System profile protection
!!! Trying to unmerge package(s) in system profile. 'sys-apps/portage' !!! This could be damaging to your system.
The user has asked to remove a package that is part of the system's core packages. It is listed in the profile as required and should therefore not be removed from the system.
Digest verification failure
>>> checking ebuild checksums !!! Digest verification failed:
This is a sign that something is wrong with the Gentoo repository - often, caused by a mistake made when committing an ebuild to the Gentoo ebuild repository.
When the digest verification fails, do not try to re-digest the package personally.
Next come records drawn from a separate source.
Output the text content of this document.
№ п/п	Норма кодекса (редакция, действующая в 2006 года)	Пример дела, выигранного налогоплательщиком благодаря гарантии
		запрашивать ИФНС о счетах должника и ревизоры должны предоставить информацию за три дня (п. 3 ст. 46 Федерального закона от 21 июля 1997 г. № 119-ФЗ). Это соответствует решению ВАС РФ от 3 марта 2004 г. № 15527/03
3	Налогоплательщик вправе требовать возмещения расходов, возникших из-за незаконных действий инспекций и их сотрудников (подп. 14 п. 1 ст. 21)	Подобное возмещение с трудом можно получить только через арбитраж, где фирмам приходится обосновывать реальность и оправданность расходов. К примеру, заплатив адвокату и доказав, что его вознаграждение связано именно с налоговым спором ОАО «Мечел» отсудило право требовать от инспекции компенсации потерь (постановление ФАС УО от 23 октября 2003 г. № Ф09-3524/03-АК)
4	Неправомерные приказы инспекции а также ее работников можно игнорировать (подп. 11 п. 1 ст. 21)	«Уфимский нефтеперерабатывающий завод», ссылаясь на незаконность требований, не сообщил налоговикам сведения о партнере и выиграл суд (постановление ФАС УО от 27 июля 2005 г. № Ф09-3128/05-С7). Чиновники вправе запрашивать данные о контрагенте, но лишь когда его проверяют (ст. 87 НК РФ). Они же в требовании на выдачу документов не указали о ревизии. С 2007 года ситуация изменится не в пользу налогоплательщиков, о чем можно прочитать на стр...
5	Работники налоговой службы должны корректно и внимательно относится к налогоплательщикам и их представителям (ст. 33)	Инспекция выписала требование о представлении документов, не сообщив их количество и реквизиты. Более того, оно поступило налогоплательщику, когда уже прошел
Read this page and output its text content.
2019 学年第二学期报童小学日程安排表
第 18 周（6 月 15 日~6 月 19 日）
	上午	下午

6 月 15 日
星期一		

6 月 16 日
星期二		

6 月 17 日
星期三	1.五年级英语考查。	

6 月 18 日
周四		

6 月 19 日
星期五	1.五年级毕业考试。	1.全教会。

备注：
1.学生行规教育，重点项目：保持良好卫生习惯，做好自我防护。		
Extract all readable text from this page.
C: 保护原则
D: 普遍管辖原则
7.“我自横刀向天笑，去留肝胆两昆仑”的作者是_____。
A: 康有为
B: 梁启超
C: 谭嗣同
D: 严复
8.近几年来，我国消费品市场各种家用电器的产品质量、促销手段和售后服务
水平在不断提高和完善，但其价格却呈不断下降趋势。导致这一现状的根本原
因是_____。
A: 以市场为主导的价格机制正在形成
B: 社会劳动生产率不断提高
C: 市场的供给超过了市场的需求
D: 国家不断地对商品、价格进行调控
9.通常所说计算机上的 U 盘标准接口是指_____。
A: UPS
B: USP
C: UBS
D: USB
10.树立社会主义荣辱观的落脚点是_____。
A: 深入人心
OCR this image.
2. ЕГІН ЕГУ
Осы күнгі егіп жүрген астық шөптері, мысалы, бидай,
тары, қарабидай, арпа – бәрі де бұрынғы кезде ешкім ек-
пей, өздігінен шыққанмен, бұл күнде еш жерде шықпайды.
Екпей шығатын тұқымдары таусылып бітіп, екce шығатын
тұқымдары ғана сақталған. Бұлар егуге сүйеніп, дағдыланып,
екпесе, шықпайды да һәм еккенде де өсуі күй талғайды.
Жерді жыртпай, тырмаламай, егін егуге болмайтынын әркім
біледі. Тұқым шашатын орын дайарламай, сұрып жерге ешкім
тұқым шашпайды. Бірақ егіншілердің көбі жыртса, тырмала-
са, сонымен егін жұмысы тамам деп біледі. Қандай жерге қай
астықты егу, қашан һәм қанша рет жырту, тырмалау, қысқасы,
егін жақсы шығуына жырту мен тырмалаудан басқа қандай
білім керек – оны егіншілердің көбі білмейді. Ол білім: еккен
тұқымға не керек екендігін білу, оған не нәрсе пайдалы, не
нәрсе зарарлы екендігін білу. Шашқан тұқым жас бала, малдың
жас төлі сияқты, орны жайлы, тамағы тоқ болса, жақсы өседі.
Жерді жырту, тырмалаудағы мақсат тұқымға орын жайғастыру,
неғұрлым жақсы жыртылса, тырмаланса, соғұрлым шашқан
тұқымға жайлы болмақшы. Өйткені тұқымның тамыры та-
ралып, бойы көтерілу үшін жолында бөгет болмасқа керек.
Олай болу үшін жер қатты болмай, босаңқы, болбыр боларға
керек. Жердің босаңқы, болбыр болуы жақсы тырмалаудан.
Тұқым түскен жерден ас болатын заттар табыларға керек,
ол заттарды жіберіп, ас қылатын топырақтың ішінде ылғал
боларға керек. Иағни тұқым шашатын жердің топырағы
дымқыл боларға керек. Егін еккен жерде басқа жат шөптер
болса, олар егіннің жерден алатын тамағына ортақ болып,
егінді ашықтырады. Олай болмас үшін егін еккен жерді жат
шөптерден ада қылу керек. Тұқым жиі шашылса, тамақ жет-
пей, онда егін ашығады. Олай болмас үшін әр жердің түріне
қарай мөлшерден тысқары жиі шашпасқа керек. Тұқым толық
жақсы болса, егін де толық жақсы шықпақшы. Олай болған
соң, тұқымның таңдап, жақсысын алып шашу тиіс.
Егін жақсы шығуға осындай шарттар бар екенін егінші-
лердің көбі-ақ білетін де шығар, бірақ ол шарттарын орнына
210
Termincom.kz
Running ebuild foo manifest will not fix the problem; it quite possibly could make it worse.
Instead, wait an hour or two for the repository to settle down. It is likely that the error was noticed right away, but it can take a little time for the fix to trickle down the rsync mirrors. Check Bugzilla and see if anyone has reported the problem yet or ask around on #gentoo (IRC). If not, go ahead and file a bug for the broken ebuild.
Once the bug has been fixed, re-sync the Gentoo ebuild repository to pick up the fixed digest.
Be careful to not sync the Gentoo ebuild repository more than once a day. As stated in the official Gentoo netiquette policy (as well as when running emerge --sync), users who sync too often will be soft-banned from additional syncs for a time. Abusers who repeatedly fail to follow this policy may be hard-banned. Unless absolutely necessary it is often best to wait for a 24 hours period to sync so that re-synchronization does not overload Gentoo's rsync mirrors.